Property Insurance: Covers the risk of damage or loss to a person’s real property, such as his or her residence, as well as its contents. This type of coverage is one of the major features of a homeowner’s or tenant’s insurance policy. Additional policies may cover property against specific risks, such as flooding, fire, or earthquakes.
Life Insurance: Provides for payment of a defined sum of money to a beneficiary, as designated by the insured, on the event of the insured’s death. The purpose of a life insurance policy is typically to cover the sudden loss of support, financial or otherwise.
The federal government leaves most insurance questions to the states. The U.S. Supreme Court held that the Commerce Clause of the Constitution does not extend to insurance. Paul v. Virginia, 75 U.S. 168 (1869). Congress passed the McCarran-Ferguson Act in 1945, which further declared that state-level regulation of insurance served the public interest. States have therefore enacted a wide range of laws regarding insurance, such as the Texas Insurance Code.
The term “insurance fraud” is most commonly associated with fraudulent claims targeting insurance companies. State insurance laws prohibit these types of acts, but consumer protection laws also protect consumers from false or deceptive practices by people or businesses selling insurance coverage. This includes anything from false claims about a policy’s features or coverage to schemes to collect premiums from consumers with no intention of paying claims.
Insurance Bad Faith
Most U.S. states allow a tort claim against insurers known as “insurance bad faith,” which refers to a refusal by an insurer to pay a claim that it is contractually obligated to pay. In some states, a consumer may recover damages from his or her insurer only when the insurer knew, or had reason to know, that it had no good-faith basis for denying a claim. Other states have expanded insurance bad faith to include failure to adequately investigate or evaluate a claim.

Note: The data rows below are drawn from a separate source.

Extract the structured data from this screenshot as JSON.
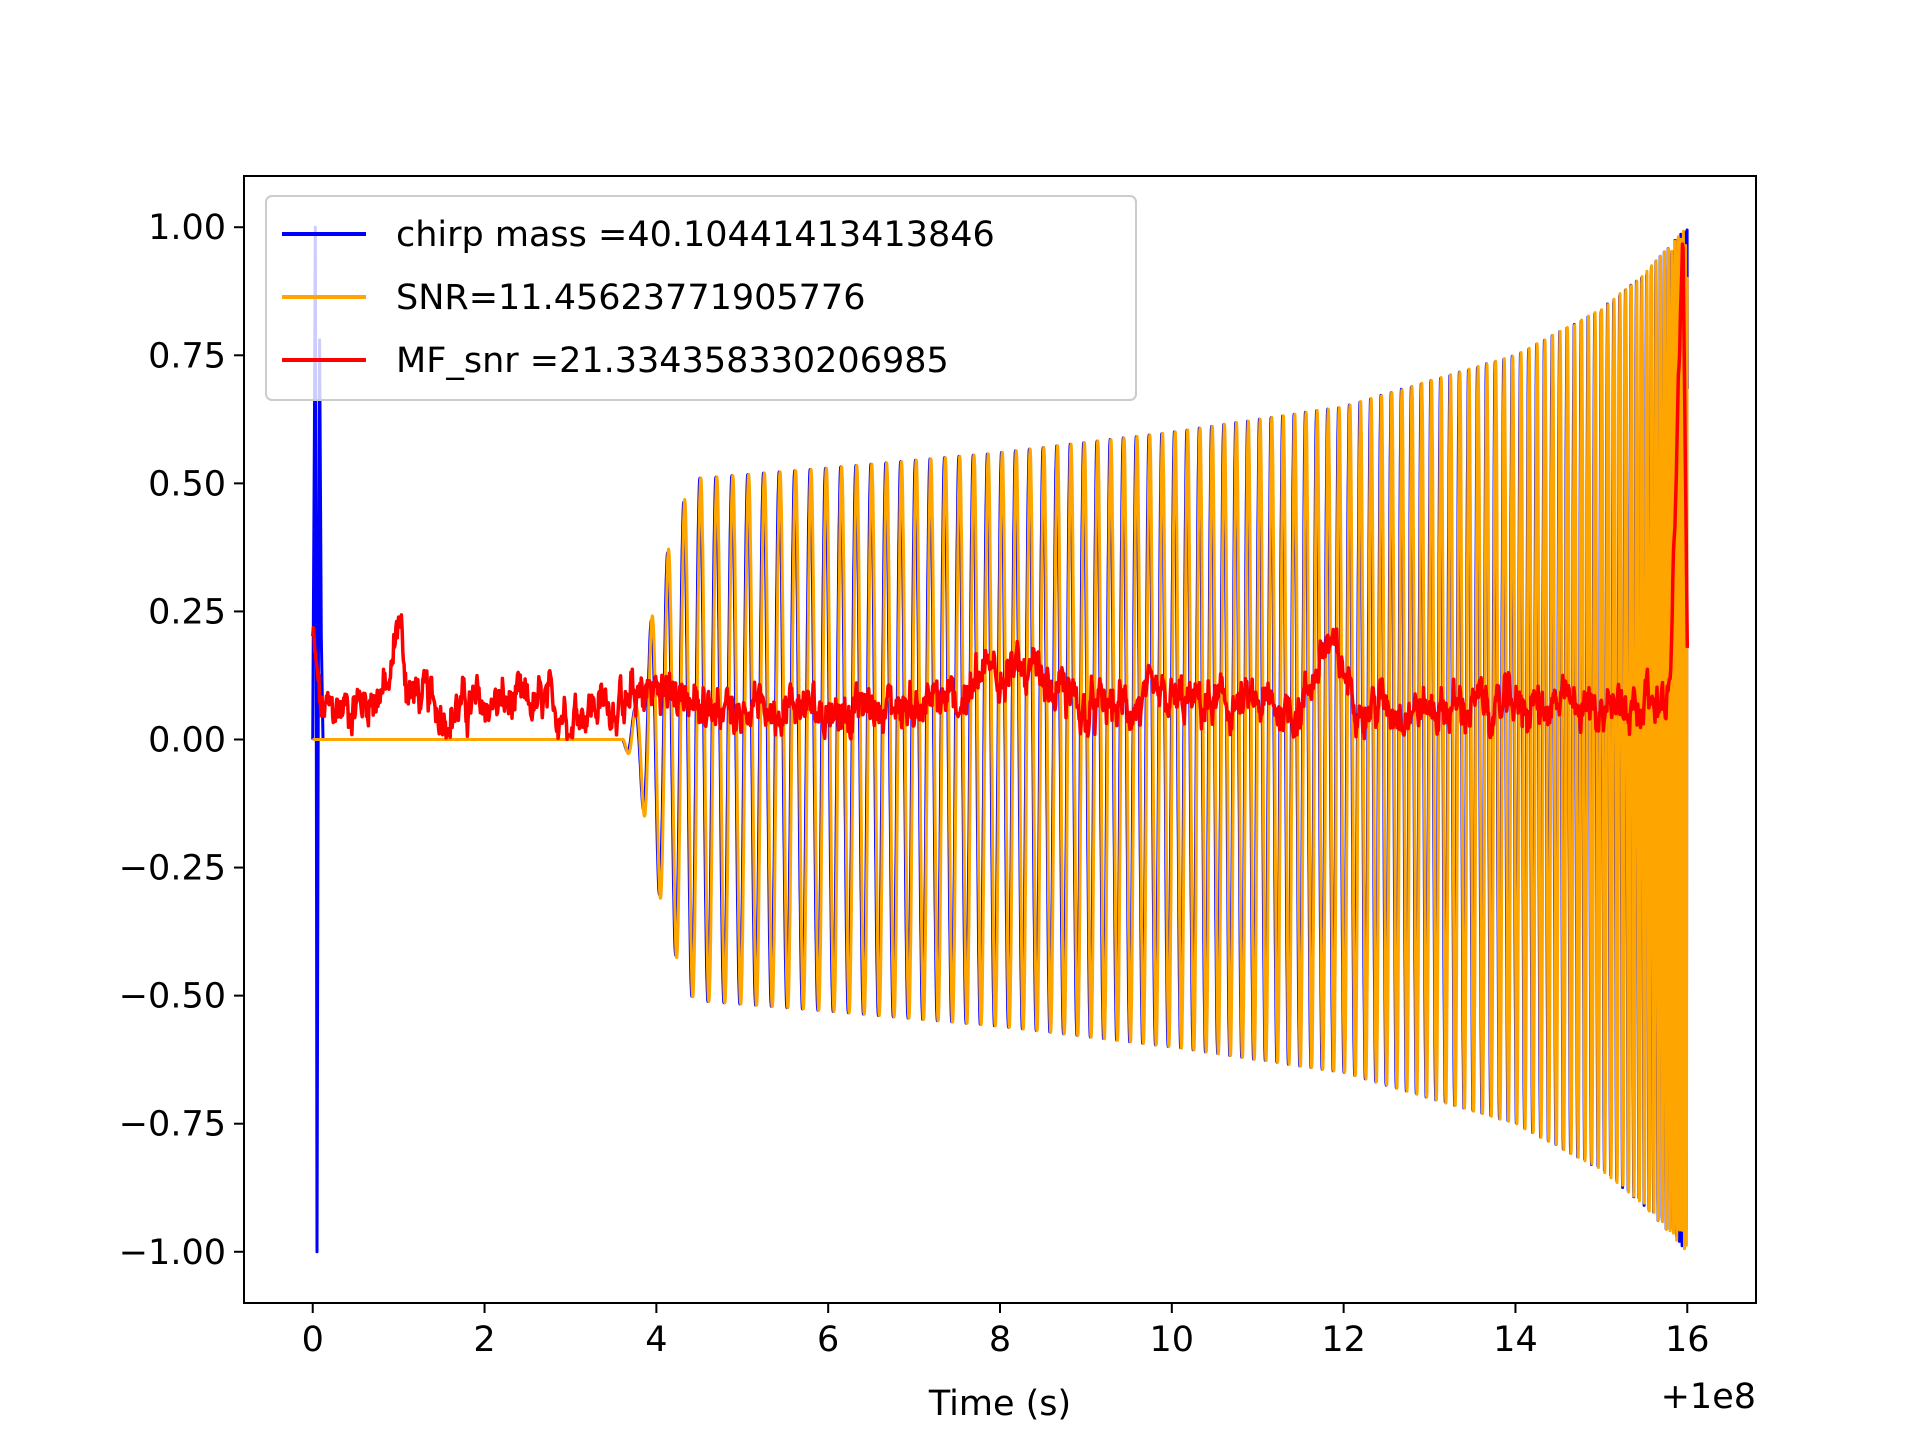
{
  "chart_data": {
    "type": "line",
    "title": "",
    "xlabel": "Time (s)",
    "ylabel": "",
    "x_offset_text": "+1e8",
    "xlim": [
      -0.8,
      16.8
    ],
    "ylim": [
      -1.1,
      1.1
    ],
    "xticks": [
      0,
      2,
      4,
      6,
      8,
      10,
      12,
      14,
      16
    ],
    "xtick_labels": [
      "0",
      "2",
      "4",
      "6",
      "8",
      "10",
      "12",
      "14",
      "16"
    ],
    "yticks": [
      1.0,
      0.75,
      0.5,
      0.25,
      0.0,
      -0.25,
      -0.5,
      -0.75,
      -1.0
    ],
    "ytick_labels": [
      "1.00",
      "0.75",
      "0.50",
      "0.25",
      "0.00",
      "−0.25",
      "−0.50",
      "−0.75",
      "−1.00"
    ],
    "grid": false,
    "legend_position": "top-left",
    "series": [
      {
        "name": "chirp mass =40.10441413413846",
        "color": "#0000ff",
        "kind": "whitened-strain",
        "values_description_points": {
          "x": [
            0.0,
            0.03,
            0.05,
            0.08,
            0.12,
            3.6,
            3.8,
            3.9,
            4.0,
            4.2,
            4.4,
            4.5,
            6,
            8,
            10,
            12,
            14,
            15,
            15.5,
            16.0
          ],
          "envelope": [
            0.0,
            1.0,
            -1.0,
            0.78,
            0.0,
            0.0,
            0.08,
            0.2,
            0.28,
            0.41,
            0.5,
            0.51,
            0.53,
            0.56,
            0.6,
            0.65,
            0.75,
            0.84,
            0.91,
            1.0
          ]
        }
      },
      {
        "name": "SNR=11.45623771905776",
        "color": "#ffa500",
        "kind": "template",
        "envelope_points": {
          "x": [
            0.0,
            3.6,
            3.8,
            3.9,
            4.0,
            4.2,
            4.4,
            4.5,
            6,
            8,
            10,
            12,
            14,
            15,
            15.5,
            16.0
          ],
          "amplitude": [
            0.0,
            0.0,
            0.08,
            0.2,
            0.28,
            0.41,
            0.5,
            0.51,
            0.53,
            0.56,
            0.6,
            0.65,
            0.75,
            0.84,
            0.91,
            1.0
          ]
        }
      },
      {
        "name": "MF_snr =21.334358330206985",
        "color": "#ff0000",
        "kind": "matched-filter-snr",
        "points": {
          "x": [
            0.0,
            0.05,
            0.1,
            0.5,
            0.9,
            1.0,
            1.1,
            1.5,
            2.2,
            3.0,
            3.8,
            4.0,
            4.5,
            6,
            7.5,
            8,
            9.0,
            10,
            11.5,
            11.8,
            12.2,
            13,
            14,
            15,
            15.8,
            15.95,
            16.0
          ],
          "y": [
            0.2,
            0.12,
            0.05,
            0.07,
            0.1,
            0.25,
            0.1,
            0.06,
            0.07,
            0.06,
            0.08,
            0.1,
            0.07,
            0.06,
            0.07,
            0.15,
            0.06,
            0.07,
            0.06,
            0.19,
            0.07,
            0.06,
            0.07,
            0.06,
            0.09,
            1.0,
            0.2
          ]
        }
      }
    ]
  }
}
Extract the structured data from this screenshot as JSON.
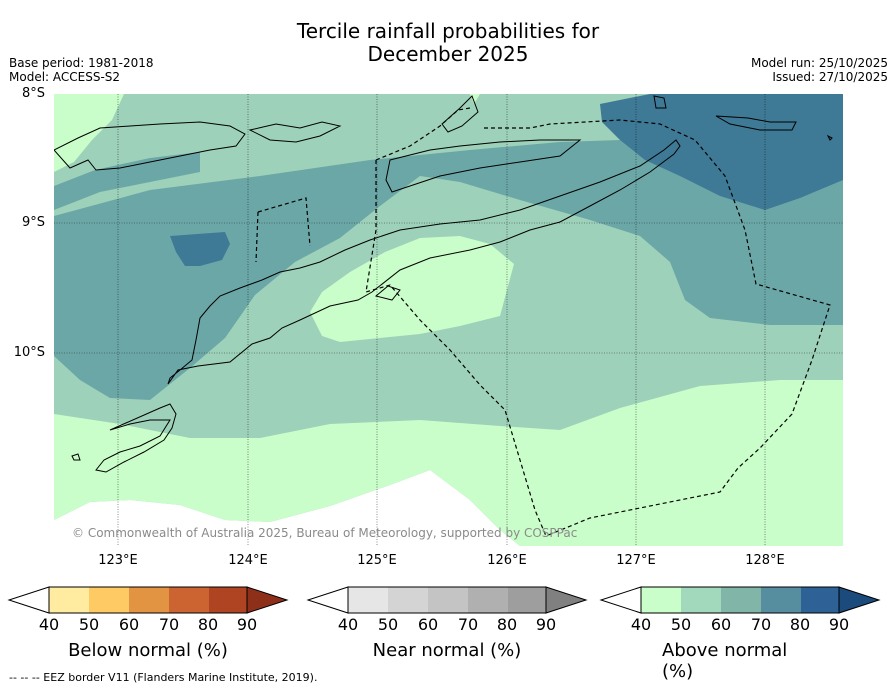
{
  "title": {
    "line1": "Tercile rainfall probabilities for",
    "line2": "December 2025"
  },
  "meta": {
    "base_period": "Base period: 1981-2018",
    "model": "Model: ACCESS-S2",
    "model_run": "Model run: 25/10/2025",
    "issued": "Issued: 27/10/2025"
  },
  "map": {
    "lat_labels": [
      "8°S",
      "9°S",
      "10°S"
    ],
    "lon_labels": [
      "123°E",
      "124°E",
      "125°E",
      "126°E",
      "127°E",
      "128°E"
    ],
    "copyright": "© Commonwealth of Australia 2025, Bureau of Meteorology, supported by COSPPac",
    "region_colors": {
      "above_40_50": "#c9fdc9",
      "above_50_60": "#9dd1b9",
      "above_60_70": "#6ca7a7",
      "above_70_80": "#3e7996",
      "ocean_no_skill": "#ffffff"
    }
  },
  "colorbars": [
    {
      "name": "Below normal (%)",
      "ticks": [
        "40",
        "50",
        "60",
        "70",
        "80",
        "90"
      ],
      "colors": [
        "#ffffff",
        "#ffeca0",
        "#fdca63",
        "#e39443",
        "#cc6431",
        "#ae4422",
        "#8e2f1a"
      ]
    },
    {
      "name": "Near normal (%)",
      "ticks": [
        "40",
        "50",
        "60",
        "70",
        "80",
        "90"
      ],
      "colors": [
        "#ffffff",
        "#e6e6e6",
        "#d4d4d4",
        "#c4c4c4",
        "#b0b0b0",
        "#9e9e9e",
        "#808080"
      ]
    },
    {
      "name": "Above normal (%)",
      "ticks": [
        "40",
        "50",
        "60",
        "70",
        "80",
        "90"
      ],
      "colors": [
        "#ffffff",
        "#c9fdc9",
        "#a2d8bb",
        "#80b5a8",
        "#568e9f",
        "#2e6296",
        "#1b4a7c"
      ]
    }
  ],
  "footnote": "--  --  -- EEZ border V11 (Flanders Marine Institute, 2019)."
}
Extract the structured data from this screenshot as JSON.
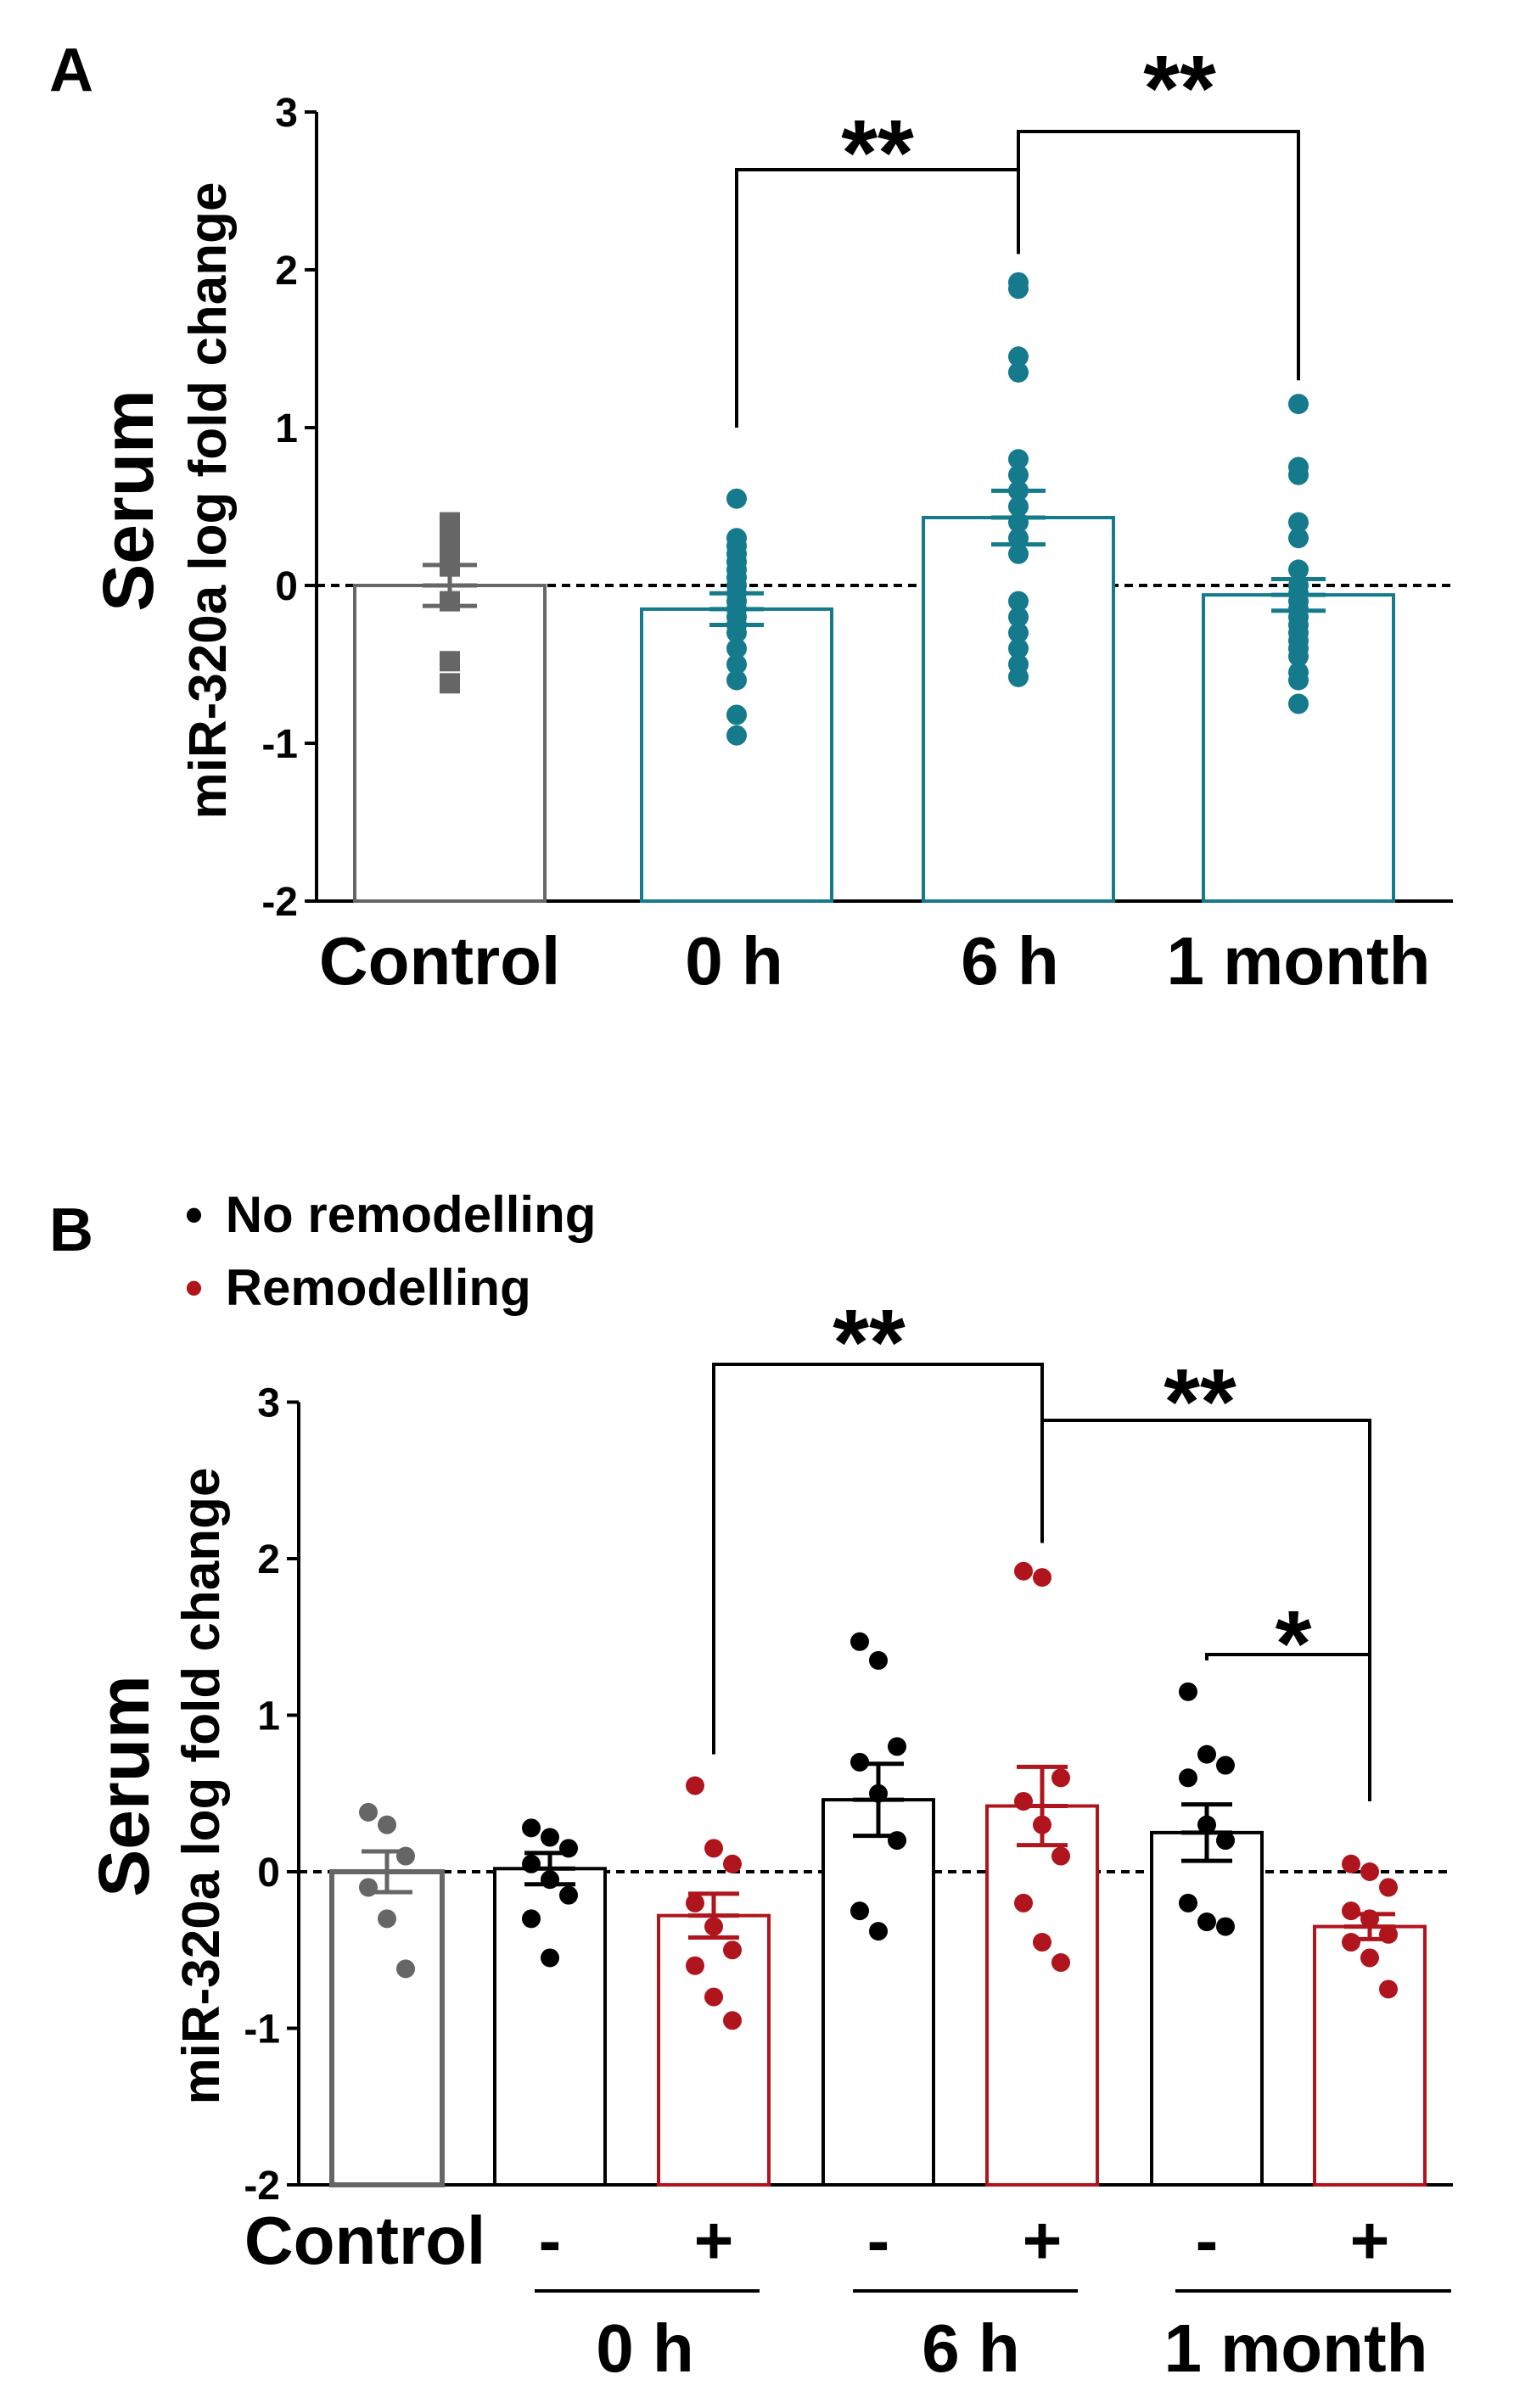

Insurance bad faith lawsuits may be based on both common-law tort principles and state statutes.
When an insured is involved in litigation as a defendant, most states have held that the insurer has a duty to negotiate with a claimant in good faith. Rejection of a reasonable settlement demand could result in significant liability for the insurer. In Texas, for example, the Stowers Doctrine holds that if a defendant’s insurer rejects a reasonable settlement demand within the policy limits, takes the case to trial, and loses, the insurer could be liable for the entire judgment amount, even if it exceeds the policy limits. Stowers Furniture Co. v. Am. Indem. Co., 15 S.W.2d 544 (Tex. Comm’n App. 1929).